If some of the sentences (or the whole CoT) are not vital for reasoning, then models should learn to remove them from their CoT to allow them to hold more effective reasoning in their limited context to help them tackle more complex problems.
If models are able to drastically increase the size of the reasoning jumps (stop rationalising in the CoT and just reason) that they are able to take inside the CoT (for increased efficiency) then we won’t be able to use the CoT to monitor in enough detail what the model is doing for it to reach its answer.
We can already see these efficiency gains happening with frontier LLMs.
Part 2: Trends at the frontier
As models get more intelligent and are able to make bigger jumps without spelling out their reasoning, we will be unable to see what the model is doing to reach its answer in the CoT. We can see this improved reasoning efficiency trend by examining the efficiency gains made by recent frontier models.
Figure 7: SWE-bench accuracy of Opus 4.5 with effort controls low, medium, high compared to sonnet 4.5 (Opus 4.5 announcement)
In the Opus 4.5 announcement, we see that Opus 4.5 (a larger model) is able to match Sonnet 4.5’s performance on SWE-bench whilst using 76% fewer tokens. Both Opus 4.5 and Sonnet 4.5 are frontier models from Anthropic.
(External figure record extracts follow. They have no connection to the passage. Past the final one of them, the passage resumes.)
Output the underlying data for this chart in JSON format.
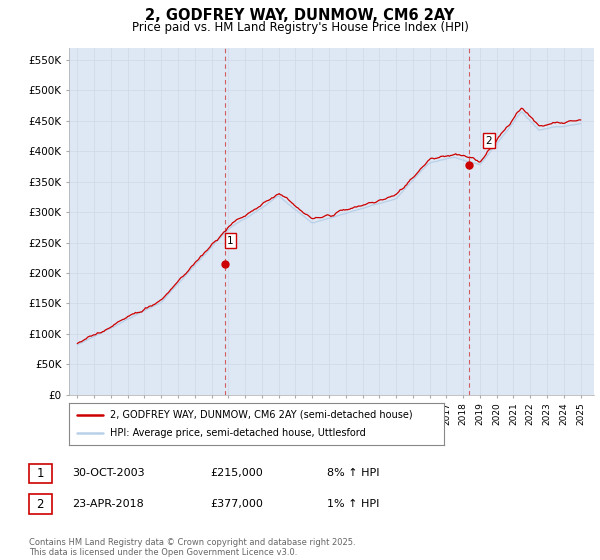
{
  "title": "2, GODFREY WAY, DUNMOW, CM6 2AY",
  "subtitle": "Price paid vs. HM Land Registry's House Price Index (HPI)",
  "ylim": [
    0,
    570000
  ],
  "yticks": [
    0,
    50000,
    100000,
    150000,
    200000,
    250000,
    300000,
    350000,
    400000,
    450000,
    500000,
    550000
  ],
  "ytick_labels": [
    "£0",
    "£50K",
    "£100K",
    "£150K",
    "£200K",
    "£250K",
    "£300K",
    "£350K",
    "£400K",
    "£450K",
    "£500K",
    "£550K"
  ],
  "hpi_color": "#b8d0e8",
  "price_color": "#cc0000",
  "vline_color": "#cc0000",
  "grid_color": "#d0d8e8",
  "bg_color": "#dde8f4",
  "sale1_x": 2003.83,
  "sale2_x": 2018.33,
  "marker1_value": 215000,
  "marker2_value": 377000,
  "legend_line1": "2, GODFREY WAY, DUNMOW, CM6 2AY (semi-detached house)",
  "legend_line2": "HPI: Average price, semi-detached house, Uttlesford",
  "footer": "Contains HM Land Registry data © Crown copyright and database right 2025.\nThis data is licensed under the Open Government Licence v3.0."
}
Opus is larger and more token efficient meaning it is able to be more effective with the use of its reasoning, suggesting it is able to make larger reasoning jumps than Sonnet.
Latent space reasoning
Figure 8: Taken from Training Large Language Models to Reason in a Continuous Latent Space shows how in latent reasoning the last hidden states are used as input embeddings back into the model.
Latent reasoning (where reasoning is done solely in the activation space - no language reasoning) seems to be a promising research direction. The concept can be seen in Figure 8. Instead of outputting in English, the activations from the final hidden state are put through the model again as input embeddings for the next forward pass.
Maybe this could be seen as CoT efficiency at the limit. All reasoning jumps are done internally, with no need to reason in language for us to interpret how the model reached its answer.